Develop real interest in the person
Being a good listener’s one of the most desirable qualities in a man, it’s not a secret. But developing a real interest in people you interact with is like a good listener on coke.
Ways of actually making new friends
Once you’ve taken care of the opportunities that are already presented to you, now it’s time to start mingling. Making new friends and meeting new people can sometimes feel more daunting than it actually is. But the truth is, it doesn’t have to be that way. As soon as you start putting yourself in the right kind of situations, meeting new people can become as simple as it should be.
Pursue your passion and connect with likeminded people
One of the most assured ways to meet like-minded people is to follow your passion and connect with people who enjoy the same things as you. Honestly, it’s one of the best ways to ‘kill two birds with one stone’.
Is there anything more rewarding than hanging out and spending time with people you share hobbies and interests with? Well, in terms of bonding with like-minded people there sure isn’t.
Attend different workshops, classes or courses
There are so many ways to meet amazing people from all walks of life by attending different workshops or courses. Going to the gym, taking up martial arts, yoga, photography course, different sports activities, when it comes to making new friends and meeting new people through such activities, the options are basically unlimited.
It might be as easy as walking a dog
Did you know that over 50% of dog owners believe their dog has helped boost their confidence and made it easier to talk to strangers?
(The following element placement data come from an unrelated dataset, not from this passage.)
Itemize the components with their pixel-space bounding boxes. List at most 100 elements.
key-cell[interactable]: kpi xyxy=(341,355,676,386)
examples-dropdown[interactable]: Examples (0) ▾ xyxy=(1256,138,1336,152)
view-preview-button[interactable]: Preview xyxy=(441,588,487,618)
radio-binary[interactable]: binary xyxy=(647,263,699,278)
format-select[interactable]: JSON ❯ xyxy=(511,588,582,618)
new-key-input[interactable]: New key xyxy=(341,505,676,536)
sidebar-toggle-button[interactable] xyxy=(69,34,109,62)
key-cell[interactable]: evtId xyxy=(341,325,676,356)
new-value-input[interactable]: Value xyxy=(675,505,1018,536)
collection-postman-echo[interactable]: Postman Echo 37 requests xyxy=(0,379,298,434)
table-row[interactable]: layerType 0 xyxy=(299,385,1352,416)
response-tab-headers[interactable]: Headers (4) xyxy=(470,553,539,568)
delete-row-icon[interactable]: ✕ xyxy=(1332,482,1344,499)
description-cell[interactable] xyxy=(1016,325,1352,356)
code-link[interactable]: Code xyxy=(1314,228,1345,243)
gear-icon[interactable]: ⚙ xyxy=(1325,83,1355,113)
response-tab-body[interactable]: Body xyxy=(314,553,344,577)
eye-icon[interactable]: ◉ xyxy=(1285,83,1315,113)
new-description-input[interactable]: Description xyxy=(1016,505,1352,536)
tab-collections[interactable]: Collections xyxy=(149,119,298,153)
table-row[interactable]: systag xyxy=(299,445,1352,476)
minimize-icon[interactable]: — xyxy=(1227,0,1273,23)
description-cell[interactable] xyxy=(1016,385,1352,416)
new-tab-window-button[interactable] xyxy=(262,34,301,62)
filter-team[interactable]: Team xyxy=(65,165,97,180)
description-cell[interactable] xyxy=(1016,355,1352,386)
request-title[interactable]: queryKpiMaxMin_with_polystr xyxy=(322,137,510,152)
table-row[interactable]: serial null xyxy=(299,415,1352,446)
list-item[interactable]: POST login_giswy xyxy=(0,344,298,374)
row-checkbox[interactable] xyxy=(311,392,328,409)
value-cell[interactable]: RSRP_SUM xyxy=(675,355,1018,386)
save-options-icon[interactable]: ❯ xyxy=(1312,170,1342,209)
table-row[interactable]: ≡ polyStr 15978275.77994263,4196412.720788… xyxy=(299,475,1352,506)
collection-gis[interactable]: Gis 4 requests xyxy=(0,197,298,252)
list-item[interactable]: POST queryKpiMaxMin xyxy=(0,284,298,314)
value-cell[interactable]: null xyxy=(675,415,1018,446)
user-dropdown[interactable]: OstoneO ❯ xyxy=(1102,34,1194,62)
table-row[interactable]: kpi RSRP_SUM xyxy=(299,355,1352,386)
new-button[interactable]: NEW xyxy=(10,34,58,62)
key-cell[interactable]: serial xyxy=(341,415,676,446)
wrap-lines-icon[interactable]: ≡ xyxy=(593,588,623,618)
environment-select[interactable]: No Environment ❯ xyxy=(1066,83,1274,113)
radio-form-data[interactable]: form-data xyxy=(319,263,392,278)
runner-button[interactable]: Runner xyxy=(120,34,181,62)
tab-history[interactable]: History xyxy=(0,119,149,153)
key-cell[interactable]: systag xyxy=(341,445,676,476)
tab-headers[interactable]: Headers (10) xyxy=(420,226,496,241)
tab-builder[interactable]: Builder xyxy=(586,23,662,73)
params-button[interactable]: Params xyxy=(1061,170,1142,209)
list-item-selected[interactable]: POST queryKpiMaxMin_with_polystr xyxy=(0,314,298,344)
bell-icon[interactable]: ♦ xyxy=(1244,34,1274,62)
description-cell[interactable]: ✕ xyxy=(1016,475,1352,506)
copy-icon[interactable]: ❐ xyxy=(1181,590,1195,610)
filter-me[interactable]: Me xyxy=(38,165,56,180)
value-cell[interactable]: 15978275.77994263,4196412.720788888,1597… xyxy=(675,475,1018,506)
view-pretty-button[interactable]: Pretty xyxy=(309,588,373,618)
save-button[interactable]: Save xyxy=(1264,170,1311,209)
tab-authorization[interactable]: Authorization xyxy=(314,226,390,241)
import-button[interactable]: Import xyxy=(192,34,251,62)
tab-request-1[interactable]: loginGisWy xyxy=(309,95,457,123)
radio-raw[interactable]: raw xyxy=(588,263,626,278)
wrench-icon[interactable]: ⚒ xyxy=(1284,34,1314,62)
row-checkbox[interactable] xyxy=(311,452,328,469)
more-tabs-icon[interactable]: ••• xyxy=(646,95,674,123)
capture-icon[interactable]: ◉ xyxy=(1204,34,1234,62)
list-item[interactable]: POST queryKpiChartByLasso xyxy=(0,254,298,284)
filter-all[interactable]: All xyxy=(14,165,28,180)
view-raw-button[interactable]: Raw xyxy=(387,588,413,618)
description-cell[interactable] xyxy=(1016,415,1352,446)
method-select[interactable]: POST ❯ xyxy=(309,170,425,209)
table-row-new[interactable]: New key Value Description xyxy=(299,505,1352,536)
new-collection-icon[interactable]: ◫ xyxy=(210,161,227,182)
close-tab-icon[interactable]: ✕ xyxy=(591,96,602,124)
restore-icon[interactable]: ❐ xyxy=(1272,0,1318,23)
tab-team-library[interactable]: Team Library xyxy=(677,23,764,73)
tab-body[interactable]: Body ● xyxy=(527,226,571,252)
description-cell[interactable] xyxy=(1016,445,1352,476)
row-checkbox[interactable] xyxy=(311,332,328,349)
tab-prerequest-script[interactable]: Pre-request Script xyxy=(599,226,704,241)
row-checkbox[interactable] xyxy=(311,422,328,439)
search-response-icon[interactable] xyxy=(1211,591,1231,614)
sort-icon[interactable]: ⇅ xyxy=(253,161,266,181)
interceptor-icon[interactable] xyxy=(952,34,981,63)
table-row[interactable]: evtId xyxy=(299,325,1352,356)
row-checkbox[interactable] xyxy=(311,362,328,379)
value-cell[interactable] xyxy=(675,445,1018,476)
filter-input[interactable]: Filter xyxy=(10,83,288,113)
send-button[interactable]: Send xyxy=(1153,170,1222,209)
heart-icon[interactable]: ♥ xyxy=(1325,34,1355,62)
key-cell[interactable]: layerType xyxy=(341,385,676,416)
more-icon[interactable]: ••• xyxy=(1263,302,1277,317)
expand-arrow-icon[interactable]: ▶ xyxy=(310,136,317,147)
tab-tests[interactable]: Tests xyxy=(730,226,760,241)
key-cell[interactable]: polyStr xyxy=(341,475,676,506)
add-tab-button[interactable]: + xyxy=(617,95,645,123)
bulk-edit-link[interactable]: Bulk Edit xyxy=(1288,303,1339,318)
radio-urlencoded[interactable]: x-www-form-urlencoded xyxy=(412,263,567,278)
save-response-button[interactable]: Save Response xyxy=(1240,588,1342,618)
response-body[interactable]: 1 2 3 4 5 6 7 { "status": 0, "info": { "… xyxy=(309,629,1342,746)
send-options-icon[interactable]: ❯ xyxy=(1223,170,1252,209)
Apparently, when a dog breaks the ice it’s very easy to keep the conversation going.
The benefits of having a best friend who’s always happy to see you are obviously far greater, but making some new friends while doing your chores is a fine and dandy bonus.
Manking new friends through volunteering
Doing something for a good cause is beautiful, and taking into account that terrible people are rarely to be seen volunteering you might make some amazing friends while making a difference.
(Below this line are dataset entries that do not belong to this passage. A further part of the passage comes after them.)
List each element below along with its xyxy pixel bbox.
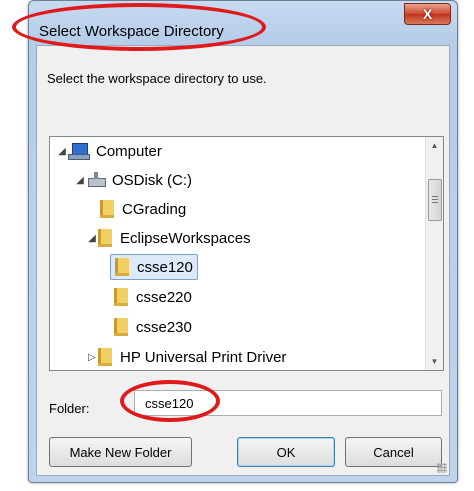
tree-item-label: Computer — [96, 142, 162, 160]
dialog-body: Select the workspace directory to use. ◢… — [36, 45, 450, 476]
tree-item-label: OSDisk (C:) — [112, 171, 192, 189]
folder-icon — [114, 288, 128, 306]
tree-item-csse230[interactable]: csse230 — [114, 313, 192, 341]
close-button[interactable]: X — [404, 3, 451, 25]
tree-item-hp-universal-print-driver[interactable]: ▷ HP Universal Print Driver — [86, 343, 287, 370]
title-bar[interactable]: Select Workspace Directory X — [29, 1, 457, 45]
tree-item-label: csse230 — [136, 318, 192, 336]
folder-input[interactable] — [134, 390, 442, 416]
dialog-title: Select Workspace Directory — [39, 23, 224, 40]
tree-item-computer[interactable]: ◢ Computer — [56, 137, 162, 165]
folder-icon — [100, 200, 114, 218]
scroll-down-icon[interactable]: ▼ — [426, 353, 443, 370]
make-new-folder-button[interactable]: Make New Folder — [49, 437, 192, 467]
folder-tree[interactable]: ◢ Computer ◢ OSDisk (C:) CGrading ◢ Ecli… — [49, 136, 444, 371]
tree-item-label: CGrading — [122, 200, 187, 218]
tree-item-label: csse220 — [136, 288, 192, 306]
tree-item-label: csse120 — [137, 258, 193, 276]
instruction-text: Select the workspace directory to use. — [47, 71, 267, 86]
tree-item-osdisk[interactable]: ◢ OSDisk (C:) — [74, 166, 192, 194]
ok-button[interactable]: OK — [237, 437, 335, 467]
folder-label: Folder: — [49, 401, 90, 416]
folder-icon — [115, 258, 129, 276]
scroll-thumb[interactable] — [428, 179, 442, 221]
tree-item-label: HP Universal Print Driver — [120, 348, 287, 366]
resize-grip-icon[interactable] — [437, 463, 447, 473]
collapsed-arrow-icon[interactable]: ▷ — [86, 352, 98, 363]
cancel-button[interactable]: Cancel — [345, 437, 442, 467]
tree-item-csse220[interactable]: csse220 — [114, 283, 192, 311]
expanded-arrow-icon[interactable]: ◢ — [56, 146, 68, 157]
tree-item-csse120[interactable]: csse120 — [110, 253, 198, 281]
folder-icon — [98, 348, 112, 366]
folder-icon — [98, 229, 112, 247]
drive-icon — [86, 172, 106, 188]
tree-item-cgrading[interactable]: CGrading — [100, 195, 186, 223]
selection-highlight: csse120 — [110, 254, 198, 280]
computer-icon — [68, 143, 90, 160]
close-icon: X — [422, 6, 433, 22]
select-workspace-dialog: Select Workspace Directory X Select the … — [28, 0, 458, 483]
expanded-arrow-icon[interactable]: ◢ — [86, 233, 98, 244]
folder-icon — [114, 318, 128, 336]
expanded-arrow-icon[interactable]: ◢ — [74, 175, 86, 186]
tree-item-label: EclipseWorkspaces — [120, 229, 251, 247]
tree-item-eclipseworkspaces[interactable]: ◢ EclipseWorkspaces — [86, 224, 251, 252]
vertical-scrollbar[interactable]: ▲ ▼ — [425, 137, 443, 370]
scroll-up-icon[interactable]: ▲ — [426, 137, 443, 154]
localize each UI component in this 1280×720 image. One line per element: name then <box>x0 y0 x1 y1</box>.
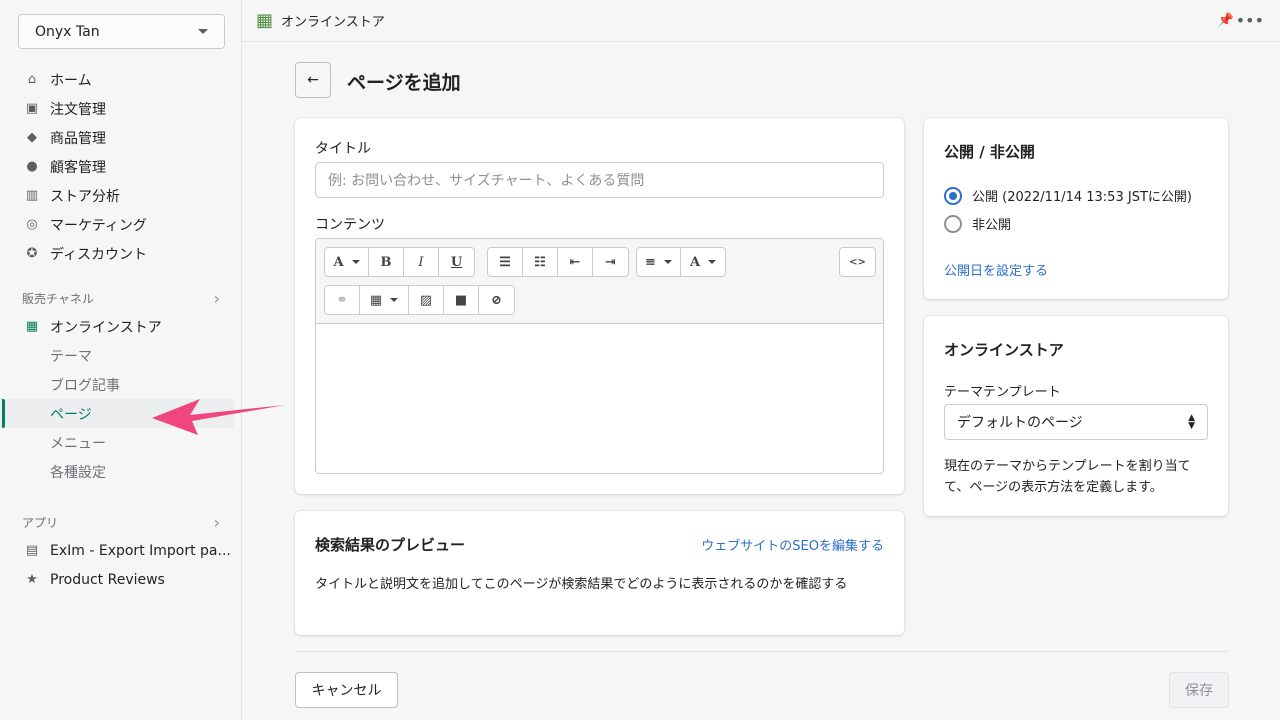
nav-marketing[interactable]: ◎ マーケティング <box>0 210 242 239</box>
edit-seo-link[interactable]: ウェブサイトのSEOを編集する <box>701 535 884 554</box>
nav-label: ディスカウント <box>50 246 148 263</box>
page-title: ページを追加 <box>347 72 461 94</box>
link-icon[interactable]: ⚭ <box>325 286 360 314</box>
radio-label: 非公開 <box>972 218 1012 233</box>
video-icon[interactable]: ■ <box>444 286 479 314</box>
clear-format-icon[interactable]: ⊘ <box>479 286 514 314</box>
home-icon: ⌂ <box>27 72 37 87</box>
store-icon: ▦ <box>25 319 39 334</box>
select-value: デフォルトのページ <box>957 415 1083 431</box>
radio-hidden[interactable]: 非公開 <box>944 214 1011 233</box>
pin-icon[interactable]: 📌 <box>1218 13 1234 28</box>
nav-online-store[interactable]: ▦ オンラインストア <box>0 312 242 341</box>
annotation-arrow <box>152 399 285 435</box>
font-glyph: A <box>333 254 344 270</box>
nav-analytics[interactable]: ▥ ストア分析 <box>0 181 242 210</box>
store-selector[interactable]: Onyx Tan <box>18 14 225 49</box>
topbar-title: オンラインストア <box>281 15 385 30</box>
image-icon[interactable]: ▨ <box>409 286 444 314</box>
bullet-list-icon[interactable]: ☰ <box>488 248 523 276</box>
numbered-list-icon[interactable]: ☷ <box>523 248 558 276</box>
visibility-title: 公開 / 非公開 <box>944 143 1035 161</box>
nav-label: マーケティング <box>50 217 147 234</box>
arrow-left-icon: ← <box>307 72 319 88</box>
person-icon: ● <box>26 159 38 174</box>
nav-label: ストア分析 <box>50 188 120 205</box>
nav-themes[interactable]: テーマ <box>0 341 242 370</box>
font-button[interactable]: A <box>325 248 369 276</box>
set-date-link[interactable]: 公開日を設定する <box>944 260 1048 279</box>
card-title: オンラインストア <box>944 341 1064 359</box>
back-button[interactable]: ← <box>295 62 331 98</box>
tag-icon: ◆ <box>27 130 37 145</box>
nav-products[interactable]: ◆ 商品管理 <box>0 123 242 152</box>
target-icon: ◎ <box>26 217 38 232</box>
rich-text-editor: A B I U ☰ ☷ ⇤ ⇥ ≡ A <> ⚭ ▦ ▨ ■ ⊘ <box>315 238 884 474</box>
main-nav: ⌂ ホーム ▣ 注文管理 ◆ 商品管理 ● 顧客管理 ▥ ストア分析 ◎ マーケティング ✪… <box>0 65 242 268</box>
nav-app-exim[interactable]: ▤ ExIm - Export Import pa... <box>0 536 242 565</box>
indent-icon[interactable]: ⇥ <box>593 248 628 276</box>
inbox-icon: ▣ <box>25 101 39 116</box>
cancel-button[interactable]: キャンセル <box>295 672 398 708</box>
template-help: 現在のテーマからテンプレートを割り当てて、ページの表示方法を定義します。 <box>944 459 1191 495</box>
sidebar: Onyx Tan ⌂ ホーム ▣ 注文管理 ◆ 商品管理 ● 顧客管理 ▥ ストア分析 ◎… <box>0 0 242 720</box>
nav-preferences[interactable]: 各種設定 <box>0 457 242 486</box>
html-button[interactable]: <> <box>840 248 875 276</box>
seo-description: タイトルと説明文を追加してこのページが検索結果でどのように表示されるのかを確認す… <box>315 577 848 592</box>
text-color-button[interactable]: A <box>681 248 725 276</box>
chevron-right-icon: › <box>213 512 220 532</box>
more-icon[interactable]: ••• <box>1236 11 1264 30</box>
content-label: コンテンツ <box>315 217 385 233</box>
save-button[interactable]: 保存 <box>1169 672 1229 708</box>
visibility-card: 公開 / 非公開 公開 (2022/11/14 13:53 JSTに公開) 非公… <box>924 118 1228 299</box>
template-label: テーマテンプレート <box>944 385 1061 400</box>
discount-icon: ✪ <box>26 246 38 261</box>
title-input[interactable]: 例: お問い合わせ、サイズチャート、よくある質問 <box>315 162 884 198</box>
star-icon: ★ <box>26 572 38 587</box>
seo-title: 検索結果のプレビュー <box>315 536 466 554</box>
nav-customers[interactable]: ● 顧客管理 <box>0 152 242 181</box>
section-label: 販売チャネル <box>22 291 94 306</box>
seo-preview-card: 検索結果のプレビュー ウェブサイトのSEOを編集する タイトルと説明文を追加して… <box>295 511 904 635</box>
store-name: Onyx Tan <box>35 23 100 40</box>
italic-button[interactable]: I <box>404 248 439 276</box>
divider <box>295 651 1228 652</box>
template-select[interactable]: デフォルトのページ ▲ ▼ <box>944 404 1208 440</box>
nav-label: 顧客管理 <box>50 159 106 176</box>
table-button[interactable]: ▦ <box>360 286 409 314</box>
nav-label: 注文管理 <box>50 101 106 118</box>
editor-toolbar: A B I U ☰ ☷ ⇤ ⇥ ≡ A <> ⚭ ▦ ▨ ■ ⊘ <box>316 239 883 324</box>
app-icon: ▤ <box>25 543 39 558</box>
nav-label: オンラインストア <box>50 319 162 336</box>
nav-orders[interactable]: ▣ 注文管理 <box>0 94 242 123</box>
chevron-down-icon <box>198 29 208 34</box>
align-button[interactable]: ≡ <box>637 248 681 276</box>
radio-button[interactable] <box>944 214 962 233</box>
page-form-card: タイトル 例: お問い合わせ、サイズチャート、よくある質問 コンテンツ A B … <box>295 118 904 494</box>
bar-chart-icon: ▥ <box>25 188 39 203</box>
store-icon: ▦ <box>256 10 274 31</box>
radio-button[interactable] <box>944 186 962 205</box>
nav-app-reviews[interactable]: ★ Product Reviews <box>0 565 242 594</box>
outdent-icon[interactable]: ⇤ <box>558 248 593 276</box>
online-store-card: オンラインストア テーマテンプレート デフォルトのページ ▲ ▼ 現在のテーマからテ… <box>924 316 1228 516</box>
nav-discounts[interactable]: ✪ ディスカウント <box>0 239 242 268</box>
nav-home[interactable]: ⌂ ホーム <box>0 65 242 94</box>
nav-label: ホーム <box>50 72 92 89</box>
radio-label: 公開 (2022/11/14 13:53 JSTに公開) <box>972 190 1192 205</box>
nav-label: 商品管理 <box>50 130 106 147</box>
radio-visible[interactable]: 公開 (2022/11/14 13:53 JSTに公開) <box>944 186 1192 205</box>
title-label: タイトル <box>315 141 371 157</box>
underline-button[interactable]: U <box>439 248 474 276</box>
sales-channels-header[interactable]: 販売チャネル › <box>0 284 242 312</box>
apps-header[interactable]: アプリ › <box>0 508 242 536</box>
section-label: アプリ <box>22 515 59 530</box>
nav-label: Product Reviews <box>50 571 165 588</box>
bold-button[interactable]: B <box>369 248 404 276</box>
nav-label: ExIm - Export Import pa... <box>50 542 231 559</box>
editor-body[interactable] <box>316 324 883 473</box>
chevron-right-icon: › <box>213 288 220 308</box>
topbar: ▦ オンラインストア 📌 ••• <box>242 0 1280 42</box>
select-arrows-icon: ▲ ▼ <box>1188 413 1195 431</box>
Go to parties, bars, clubs. Wherever just don’t stay home
If your social life is not the richest, and you wish to add some spice to it, then the last place you wanna hang out at is your own home. Go out. Take every chance you get to put yourself out there.
Try making some new online friends
Join some online communities
This might be one of the fastest and easiest ways to meet people who share your views and interests. There are millions of online communities, and the chance of finding a few nice people is pretty decent. Engage in different conversations, share your views with people, let people get a glimpse of who you are, and the right people will find you.
Try out some apps
I’m not a huge proponent of meeting people through apps because the whole concept seems to be catering to the shallowest of your instincts, but if nothing else it’s worth a shot. Except that, who knows maybe it’ll work for you. Give it a go. You’ve got nothing to lose.
Conclusion
It’s no secret that a lot of us struggle with meeting new people, but we make it even harder than it has to be. In fact, once we manage to shut down that little voice in our heads that makes everything worse, and actually approach people with an open heart and an open mind, we see that it’s not that hard.
People love it when they meet someone new who’s nice and friendly, and there’s absolutely no reason to keep it to yourself any longer. Go out, show people how nice you really are, allow your true self to be brought to the surface, and I’m sure people will love it. Trust me, you’ll love it even more.